更新日: 2014/05/26
これも電車の中で涙目になりながら読んでいました。
立川談春『赤めだか』に、談春らの二つ目昇進披露の様子が描写されているのですが、そこで談志が挨拶しています。そこには以下のようなくだりがあります。
そして、最後に己の人生と己の語る作品がどこでフィットするか、この問題にぶつかってくると思います。
「おちけん」に出てくる加藤は、「子は鎹」と向き合い、そして自分の人生、とまではいかないまでも自分の中にある寂しさと向き合う、ということをしています。そしてそんな作業を大学生の時からやっているのです。
役者さんも作品を通して自分の人生に向き合う機会というのはあると思うのですが、脚本ってやはり巡り合わせもあるのでなかなかそんないい作品に巡り会えないこともあるのかも知れません。それに対して古典落語、特に人情話って、そーゆーところが魅力的なんだと思うんですよね。長い間残っている噺だけあるので、誰かのどこかの琴線に触れる話というのはきっとあるし、同じ話でも長い間つきあっていく間にいろいろ感じ方も変わっていくだろうし。
大会で加藤が「子は鎹」をやった後泣いているのですが、加藤の泣き顔は我々読者からは見えない構図になっています。

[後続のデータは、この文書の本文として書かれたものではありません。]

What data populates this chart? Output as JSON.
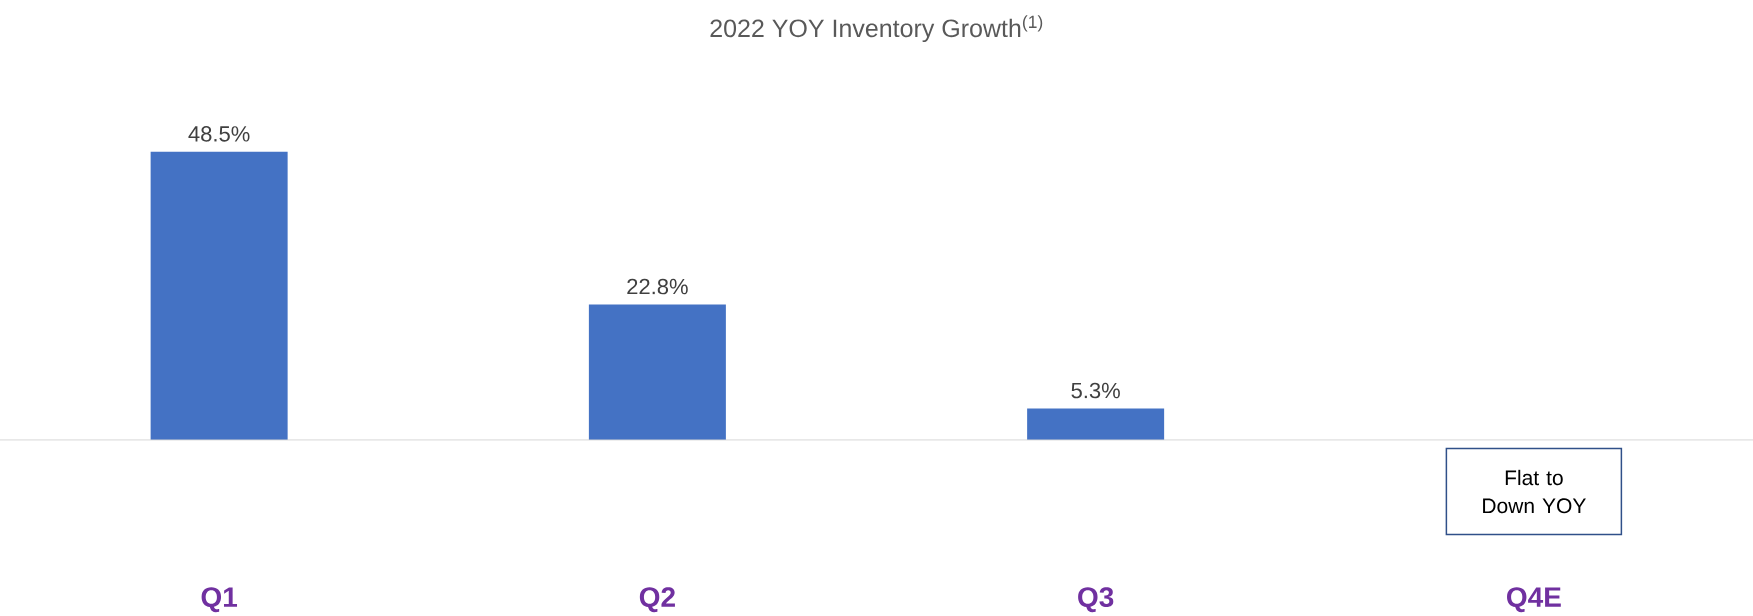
{
  "chart_data": {
    "type": "bar",
    "title": "2022 YOY Inventory Growth$^{(1)}$",
    "categories": [
      "Q1",
      "Q2",
      "Q3",
      "Q4E"
    ],
    "values": [
      48.5,
      22.8,
      5.3,
      null
    ],
    "value_labels": [
      "48.5%",
      "22.8%",
      "5.3%",
      null
    ],
    "color": "#4472c4",
    "annotations": [
      "Flat to Down YOY"
    ]
  }
}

そこはさすがに読者諸兄よ想像してくれと言うことなのでしょう。素敵なホラを吹いて、でも現実に戻れば何一つ寂しさは解決していないし、自分はちっとも二人の鎹にもなってないじゃないかという涙だと考えてもいいかもしれません。でもワシは、噺と、自分の中にある寂しさとしっかり向き合ったその涙だと思いたい。だってその後の新歓では、加藤はちゃんと人前で「長屋の花見」やっているんだもん。やってきた新入生にちゃんと貧乏長屋ご一行が花見に行く風景を、その語りで見せているんだもん。
そーゆー意味で、加藤にとって落語はとってもすばらしいものだと思うし、落語で人生が変わったと言っても過言ではないと思う。ワシは他の少女漫画で行動原理を小さい頃の家庭環境に求めるのは飽き飽きしているのですが、加藤はそれと向き合い、確実に一歩踏み出している。そこが決定的な違い。とってもかっこいいと思うし、応援したくなるわけです。
そのほか。
や、ずいぶん前の8/5なんですが。
花緑が厩火事やってました。なんで厩火事なのか、婚約者とけんかでもしたのかとか邪推しながら聴いてましたよ。旦那の芝居は良かったよ。でもあの髪結いの芝居は所々どうかと。首ひねってたら花緑と目が合ってしまった...ちと気まずかったですよ。
ほか、金馬じゃなくて金原亭伯楽師匠が来てました。猫の皿やってました。猫の皿って話自体は、なんの展開もなくあっさり終わってつまんねーなのですが、冒頭の煙管のシーンはしっかり見せてくれました。いいっすね。
圓太郎は初めて聴いた。悪いわけではないんだろうけど、個人的にあまり好きじゃない根多をかけていたので、あまりいい印象じゃないです。おもしろかったのは歌武蔵。普通にうまい。古典聴いてみたいな。